Because, for me, when I’m confused, my emotions disengage, and I become skeptical about everything. And if I don’t trust the artist/thinker to lead me out of the confusion, I turn off almost completely.

However, what he said is close to standard writing advice: there should be an overarching story question that fuels the story; when the question is resolved, the story is over. In addition, there should be lots of minor story questions, in service to the overarching one, to keep the tension, and the reader, hurtling towards the end. In fact, I’m organizing the David and Saul story into three books according to this advice. Book 1: Why did Samuel anoint David? Book 2: When and how will David become king? Book 3: Will David be a king after God’s own heart?

This led me to wonder about the differences between confusion and curiosity. Imagine the body language of each of those states. A person curious about something leans forward, their face is open, they’re driven forward. A confused person is frowning, their arms might be crossed, which hunches the shoulders in. Confusion is a state someone is in.

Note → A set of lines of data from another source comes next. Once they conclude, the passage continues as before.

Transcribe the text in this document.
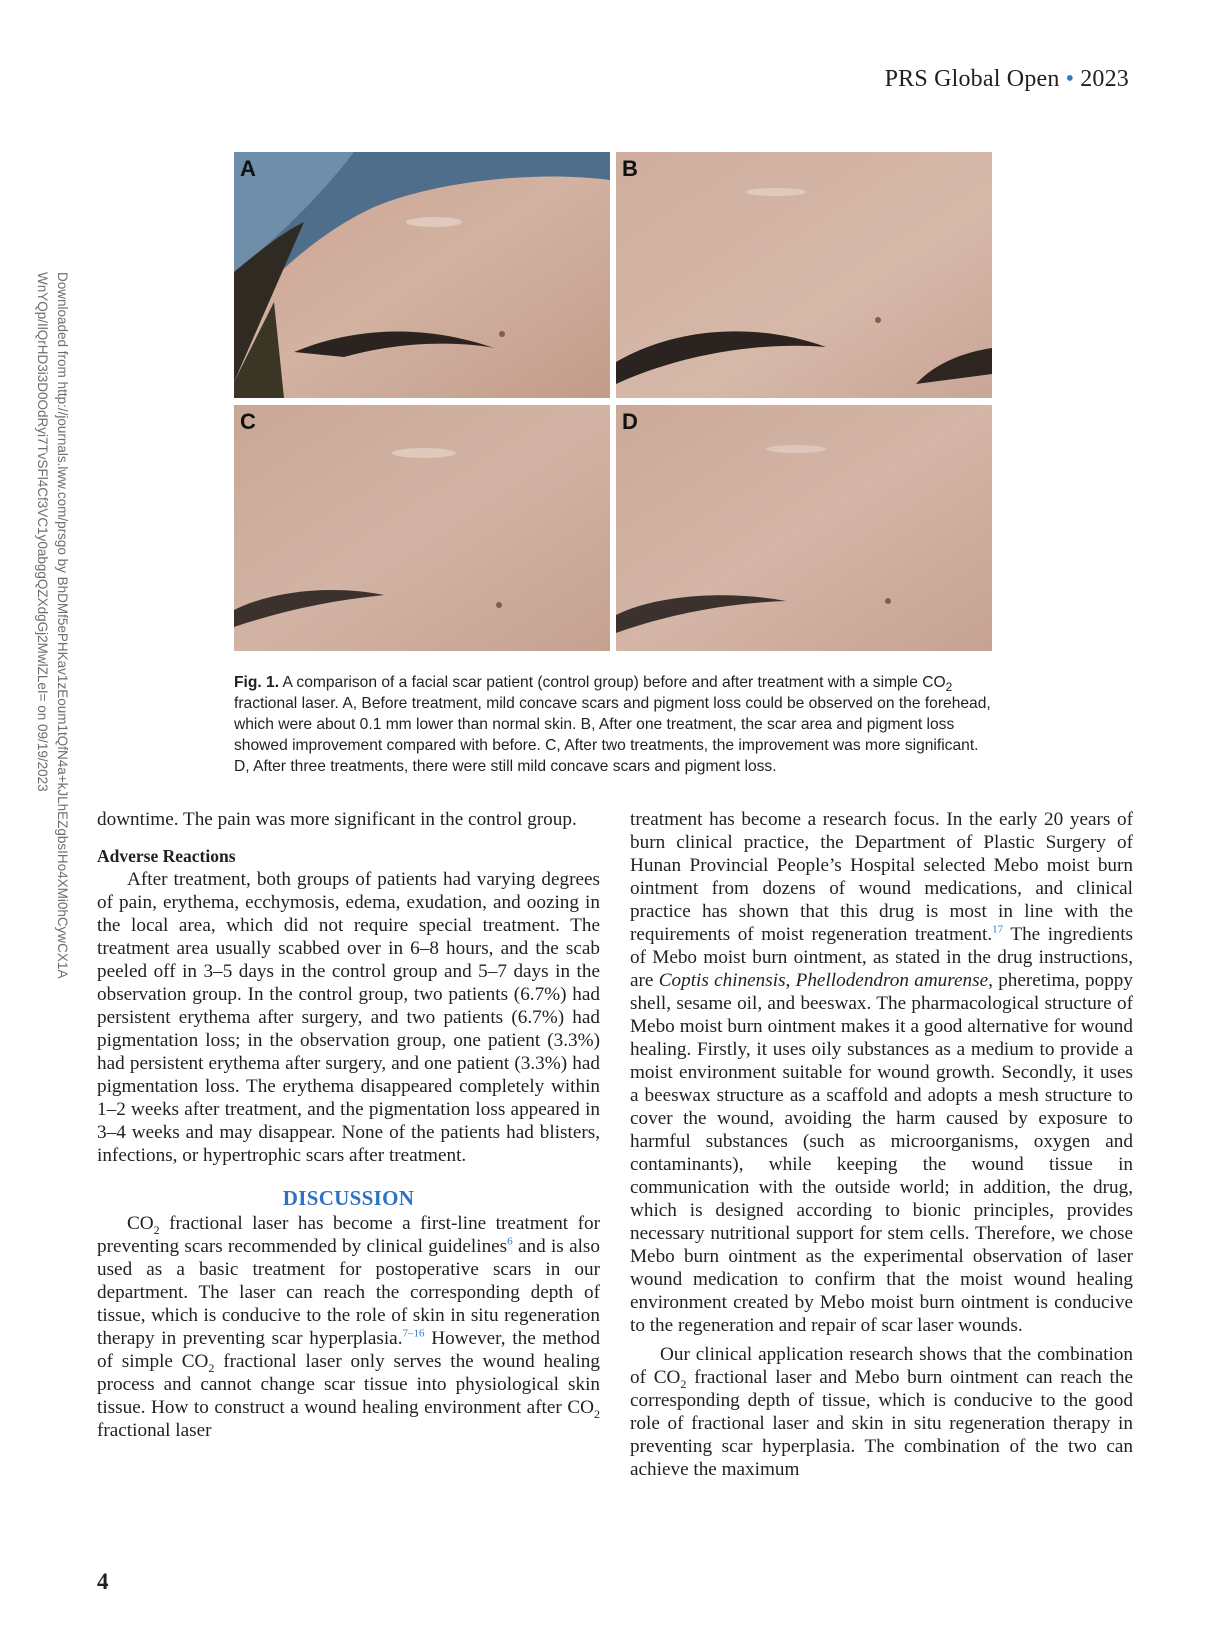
PRS Global Open • 2023
Downloaded from http://journals.lww.com/prsgo by BhDMf5ePHKav1zEoum1tQfN4a+kJLhEZgbsIHo4XMi0hCywCX1A
WnYQp/IlQrHD3i3D0OdRyi7TvSFl4Cf3VC1y0abggQZXdgGj2MwlZLeI= on 09/19/2023
A	B
C	D
Fig. 1. A comparison of a facial scar patient (control group) before and after treatment with a simple $CO_2$ fractional laser. A, Before treatment, mild concave scars and pigment loss could be observed on the forehead, which were about 0.1 mm lower than normal skin. B, After one treatment, the scar area and pigment loss showed improvement compared with before. C, After two treatments, the improvement was more significant. D, After three treatments, there were still mild concave scars and pigment loss.

downtime. The pain was more significant in the control group.

Adverse Reactions

After treatment, both groups of patients had varying degrees of pain, erythema, ecchymosis, edema, exudation, and oozing in the local area, which did not require special treatment. The treatment area usually scabbed over in 6–8 hours, and the scab peeled off in 3–5 days in the control group and 5–7 days in the observation group. In the control group, two patients (6.7%) had persistent erythema after surgery, and two patients (6.7%) had pigmentation loss; in the observation group, one patient (3.3%) had persistent erythema after surgery, and one patient (3.3%) had pigmentation loss. The erythema disappeared completely within 1–2 weeks after treatment, and the pigmentation loss appeared in 3–4 weeks and may disappear. None of the patients had blisters, infections, or hypertrophic scars after treatment.

DISCUSSION

$CO_2$ fractional laser has become a first-line treatment for preventing scars recommended by clinical guidelines$^6$ and is also used as a basic treatment for postoperative scars in our department. The laser can reach the corresponding depth of tissue, which is conducive to the role of skin in situ regeneration therapy in preventing scar hyperplasia.$^{7-16}$ However, the method of simple $CO_2$ fractional laser only serves the wound healing process and cannot change scar tissue into physiological skin tissue. How to construct a wound healing environment after $CO_2$ fractional laser

treatment has become a research focus. In the early 20 years of burn clinical practice, the Department of Plastic Surgery of Hunan Provincial People’s Hospital selected Mebo moist burn ointment from dozens of wound medications, and clinical practice has shown that this drug is most in line with the requirements of moist regeneration treatment.$^{17}$ The ingredients of Mebo moist burn ointment, as stated in the drug instructions, are Coptis chinensis, Phellodendron amurense, pheretima, poppy shell, sesame oil, and beeswax. The pharmacological structure of Mebo moist burn ointment makes it a good alternative for wound healing. Firstly, it uses oily substances as a medium to provide a moist environment suitable for wound growth. Secondly, it uses a beeswax structure as a scaffold and adopts a mesh structure to cover the wound, avoiding the harm caused by exposure to harmful substances (such as microorganisms, oxygen and contaminants), while keeping the wound tissue in communication with the outside world; in addition, the drug, which is designed according to bionic principles, provides necessary nutritional support for stem cells. Therefore, we chose Mebo burn ointment as the experimental observation of laser wound medication to confirm that the moist wound healing environment created by Mebo moist burn ointment is conducive to the regeneration and repair of scar laser wounds.

Our clinical application research shows that the combination of $CO_2$ fractional laser and Mebo burn ointment can reach the corresponding depth of tissue, which is conducive to the good role of fractional laser and skin in situ regeneration therapy in preventing scar hyperplasia. The combination of the two can achieve the maximum

4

Curiosity leads a person to inquire and investigate.

To be fair, my dad explained himself better in a follow-up email:

The book I referenced was Thinking Fast and Thinking Slow by Daniel Kahneman. “Fast” thinking is intuitive, subconscious thinking and “slow” is rational, conscious thinking.  A very good book – full of counter-intuitive findings.

What I recall saying is something to the effect that we are more fully engaged, more alert and more attentive when a situation activates both types of thinking. For example, the Tree of Life film operates on the intuitive level through music and picture. But if it only operates on that level, we might fall asleep. By adding material that puzzles us and motivates slow thinking, we are more attentive, more alert and more engaged.

I can get behind that. With one caveat. Like with everything else, people have differing thresholds for stimuli. My extroverted husband is energized by crowd situations that overwhelm or exhaust me. My physicist brother-in-law understands things I can’t even begin to conceive. And the line wherein curiosity shifts to confusion, wherein a puzzle no longer interests, is shorter for some than for others.

In other words, in art, your mileage may vary.